Bien d’autres pistes sont envisageables. Par leur force de résistance, et la capacité structurante de leurs prérogatives de puissance publique, les collectivités locales sont des actrices de poids dans les processus de transition démocratique et écologique, pour peu qu’elles s’ancrent dans une démarche structurelle et systémique en s’alliant entre elles mais aussi avec les acteur-trice-s citoyen-ne-s – associations, mouvements sociaux, syndicats, collectifs d’habitant-e-s ou d’usager-e-s, etc – pour porter leurs revendications. La désobéissance et la résistance locales aux processus de libéralisation est un fil à tirer pour travailler dans cette démarche sur la base d’une contestation commune et d’un projet de société alternatif commun.
Construire l’émancipation par les politiques publiques locales pourrait reposer sur quelques fondamentaux :
- Centralité des droits et des communs
- Résistance aux multinationale et au modèle qu’elles véhiculent
- Plaidoyer et portage de revendications communes auprès des institutions politiques
- Coopération entre collectivités locales et mouvements sociaux
- Croisement d’échelles entre local, translocal, et global
- Approche holistique de la transition
- Croisement stratégique entre alternative / résistance / réseau
- Solidarité entre territoires et réduction des inégalités (péréquation, coopération décentralisée)
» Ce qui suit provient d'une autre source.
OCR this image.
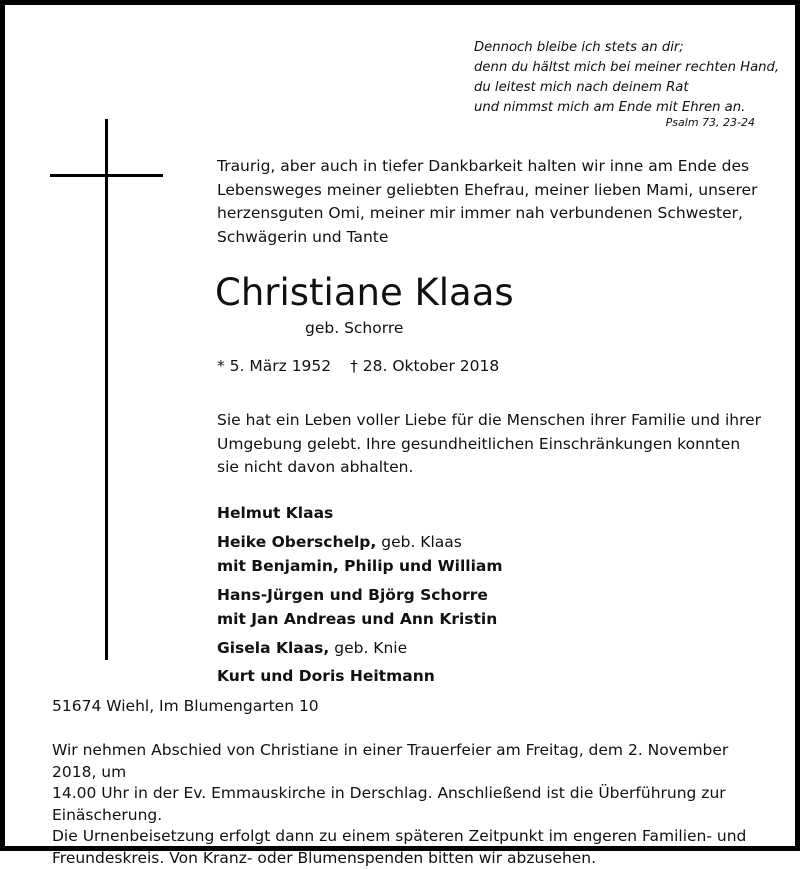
Dennoch bleibe ich stets an dir;
denn du hältst mich bei meiner rechten Hand,
du leitest mich nach deinem Rat
und nimmst mich am Ende mit Ehren an.
Psalm 73, 23-24
Traurig, aber auch in tiefer Dankbarkeit halten wir inne am Ende des
Lebensweges meiner geliebten Ehefrau, meiner lieben Mami, unserer
herzensguten Omi, meiner mir immer nah verbundenen Schwester,
Schwägerin und Tante
Christiane Klaas
geb. Schorre
* 5. März 1952 † 28. Oktober 2018
Sie hat ein Leben voller Liebe für die Menschen ihrer Familie und ihrer
Umgebung gelebt. Ihre gesundheitlichen Einschränkungen konnten
sie nicht davon abhalten.
Helmut Klaas
Heike Oberschelp, geb. Klaas
mit Benjamin, Philip und William
Hans-Jürgen und Björg Schorre
mit Jan Andreas und Ann Kristin
Gisela Klaas, geb. Knie
Kurt und Doris Heitmann
51674 Wiehl, Im Blumengarten 10
Wir nehmen Abschied von Christiane in einer Trauerfeier am Freitag, dem 2. November 2018, um
14.00 Uhr in der Ev. Emmauskirche in Derschlag. Anschließend ist die Überführung zur Einäscherung.
Die Urnenbeisetzung erfolgt dann zu einem späteren Zeitpunkt im engeren Familien- und
Freundeskreis. Von Kranz- oder Blumenspenden bitten wir abzusehen.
Néanmoins, mettre en place des politiques publiques locales alternatives implique de saisir les enjeux de la libéralisation à l’échelle mondiale, parce qu’ils déterminent la rationalité dominante qui s’imposent aux politiques locales. Les enjeux de taxation des transactions financières, de financement de l’adaptation au changement climatique, de mise en place de politiques migratoires alternatives, de commerce mondial solidaire et équitable, sont des enjeux qui concernent les collectivités locales et leurs marges de manœuvre, mais ne peuvent s’appréhender au seul prisme de l’échelle locale. Renforcer des positions communes pour une transition fondée sur les droits et les communs universels, contre un localisme exclusif et xénophobe, est tout l’enjeu d’une résistance au libéralisme qui aboutit à un projet politique émancipateur.